Debussy a casa di Palladio

4 Novembre 2023

Aveva qualche ragione il musicologo francese René Leibowitz, quando osservava che ad ogni ascolto di Pelléas et Mélisande si sente mancare qualcosa. Anche se subito si affrettava a correggere il tiro, affermando che tuttavia proprio da queste mancanze nasce l’impressione della profonda originalità del lavoro di Claude Debussy. L’originalità non è revocabile in dubbio: si tratta di un’opera effettivamente senza precedenti, quanto meno per il rigore con cui l’autore francese – in una gestazione decennale – cercò di prendere le distanze dalle vischiose sirene wagneriane e dai cascami dell’opera romantica francese, puntando a creare una sorta di “amplificazione” della poetica simbolista affermata nell’omonimo dramma di Maurice Maeterlinck, grazie a un linguaggio musicale e vocale decisamente innovativo. E tuttavia il destino del Pelléas (Parigi, Opéra-Comique, 30 aprile 1902) era anche quello di rimanere lettera morta nelle vicende del teatro musicale del XX secolo almeno fino al momento in cui l’avanguardia avrebbe fatto di Debussy il proprio nume tutelare, cioè dopo la seconda guerra mondiale: non solo un caso unico e isolato (con tutto il fascino che ciò comporta), ma anche per certi aspetti un esempio accuratamente a lungo evitato, se si considerano gli sviluppi del genere nella prima metà del Novecento, fra espressionismo e neoclassicismo.  

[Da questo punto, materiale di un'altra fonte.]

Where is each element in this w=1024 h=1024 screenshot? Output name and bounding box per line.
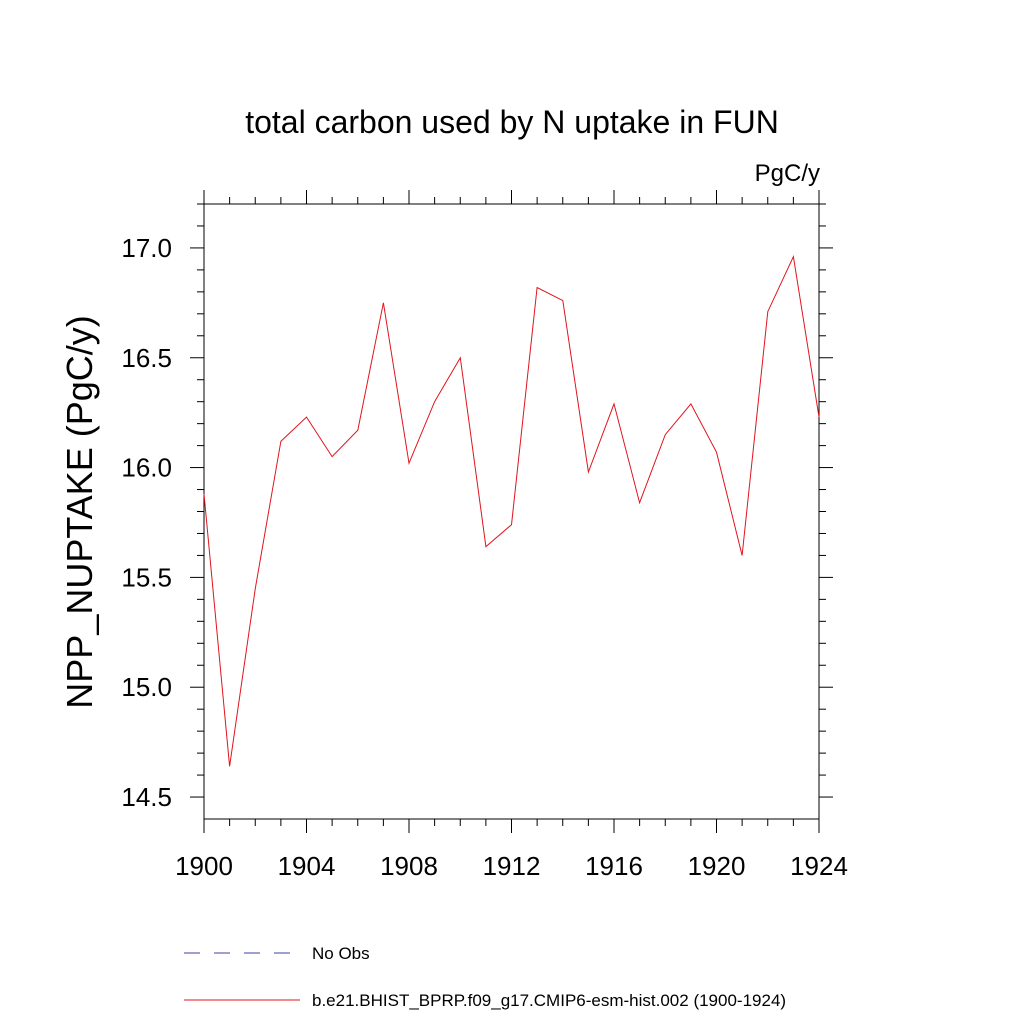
y-axis-label: NPP_NUPTAKE (PgC/y) — [59, 315, 100, 708]
x-tick-label: 1924 — [790, 851, 848, 881]
chart-title: total carbon used by N uptake in FUN — [245, 104, 779, 140]
legend-label-model-run: b.e21.BHIST_BPRP.f09_g17.CMIP6-esm-hist.… — [312, 991, 786, 1010]
series-line — [203, 255, 820, 767]
axis-ticks — [190, 190, 833, 833]
plot-frame — [203, 203, 820, 820]
y-tick-label: 16.0 — [121, 453, 172, 483]
x-tick-labels: 1900 1904 1908 1912 1916 1920 1924 — [175, 851, 848, 881]
legend-label-no-obs: No Obs — [312, 944, 370, 963]
x-tick-label: 1912 — [483, 851, 541, 881]
x-tick-label: 1916 — [585, 851, 643, 881]
series-group — [203, 255, 820, 767]
y-tick-labels: 14.5 15.0 15.5 16.0 16.5 17.0 — [121, 233, 172, 812]
x-tick-label: 1920 — [688, 851, 746, 881]
x-tick-label: 1904 — [278, 851, 336, 881]
y-tick-label: 15.5 — [121, 562, 172, 592]
legend: No Obs b.e21.BHIST_BPRP.f09_g17.CMIP6-es… — [184, 944, 786, 1010]
x-tick-label: 1908 — [380, 851, 438, 881]
y-tick-label: 17.0 — [121, 233, 172, 263]
y-tick-label: 16.5 — [121, 343, 172, 373]
x-tick-label: 1900 — [175, 851, 233, 881]
y-tick-label: 14.5 — [121, 782, 172, 812]
y-tick-label: 15.0 — [121, 672, 172, 702]
units-label: PgC/y — [755, 160, 820, 187]
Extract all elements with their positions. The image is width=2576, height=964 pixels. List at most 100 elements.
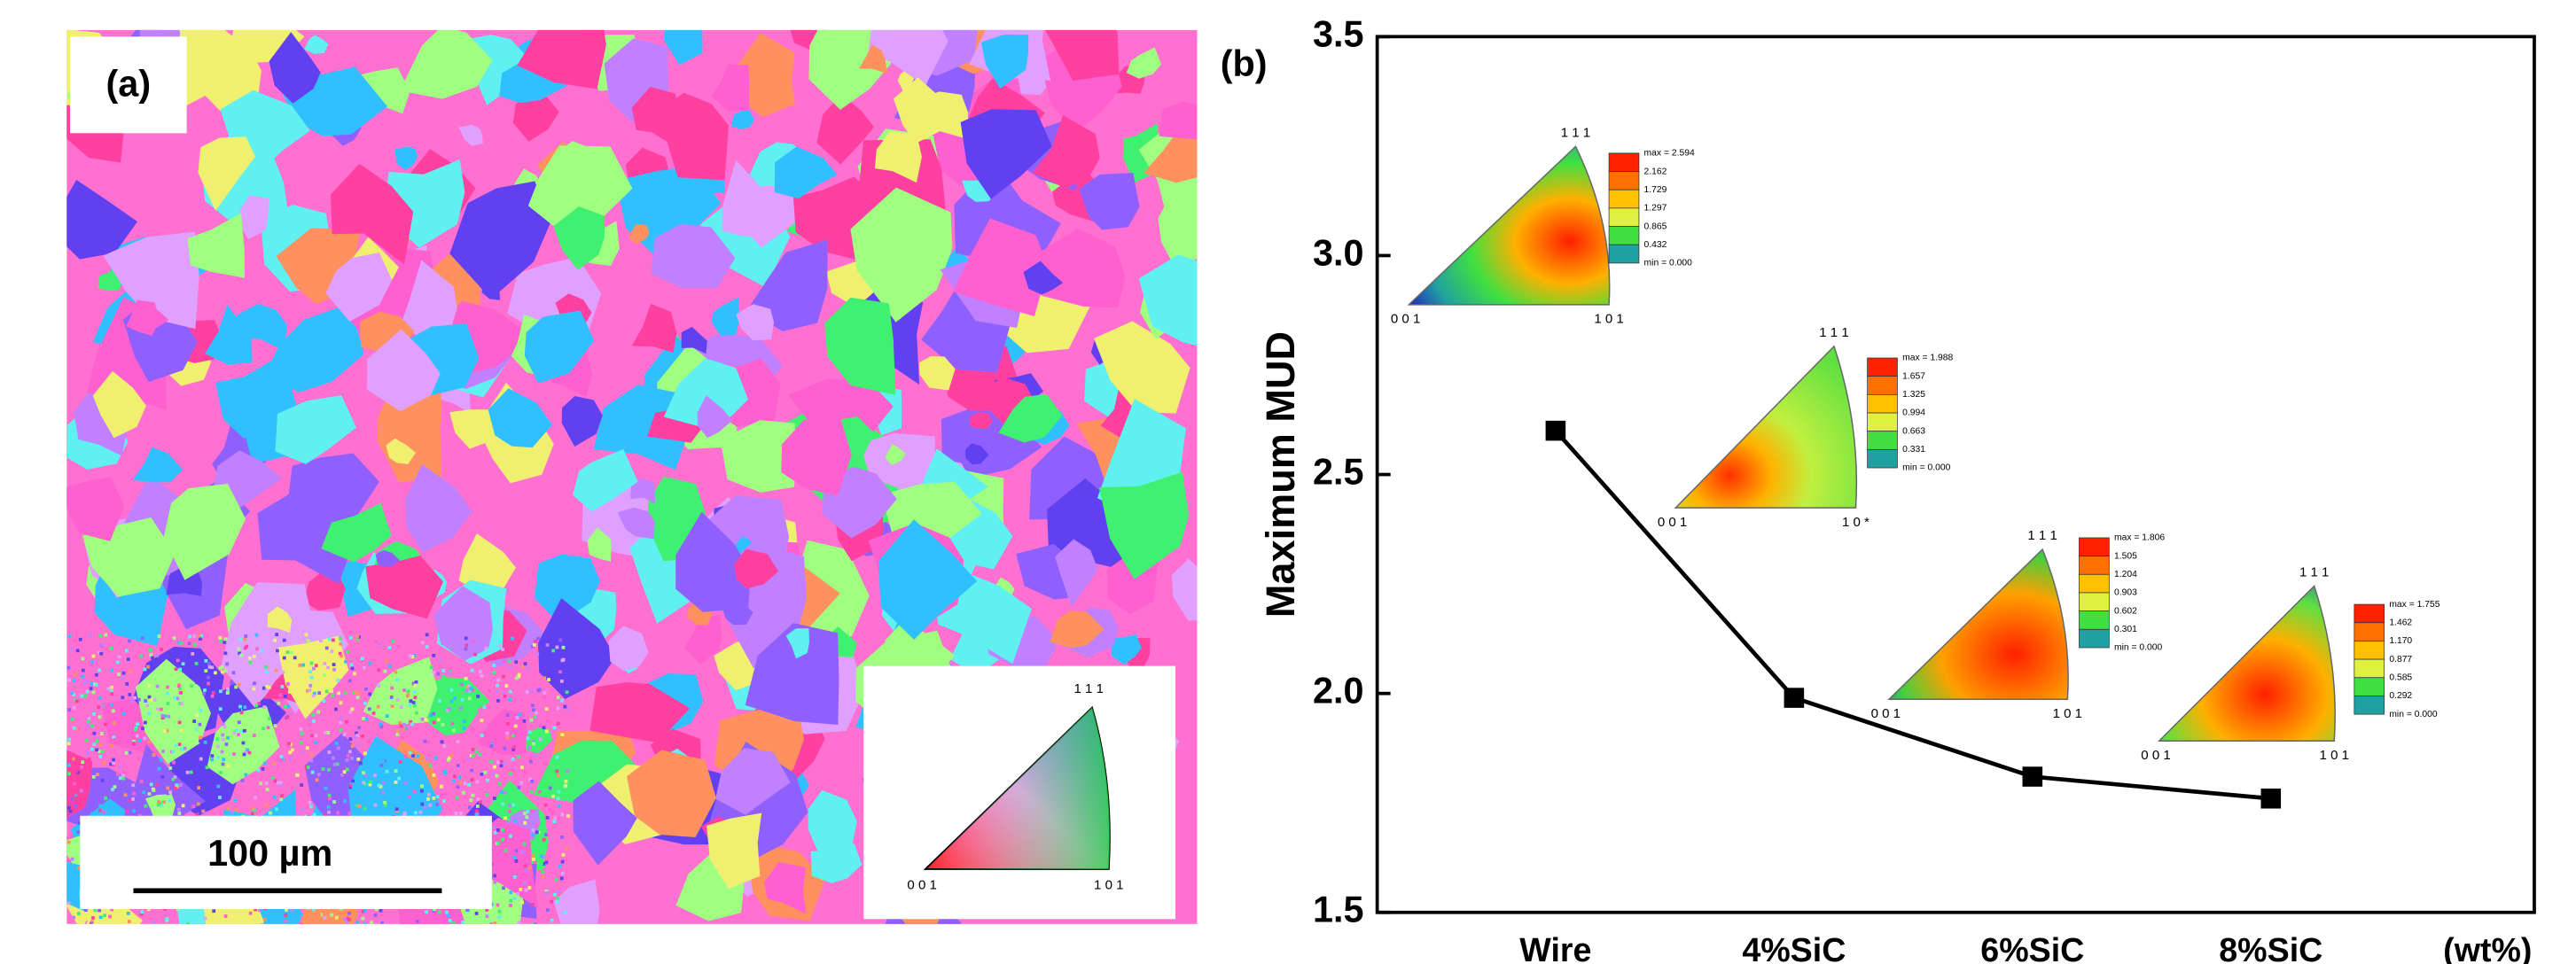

Tornando allo spunto di Leibowitz, nell’unica opera del compositore francese più che le mancanze, appaiono semmai evidenti alcune diseguaglianze stilistiche e drammatiche, considerando le diversità di registro che attraversano questa composizione, forse un po’ apoditticamente considerata una delle pietre miliari della modernità nella musica.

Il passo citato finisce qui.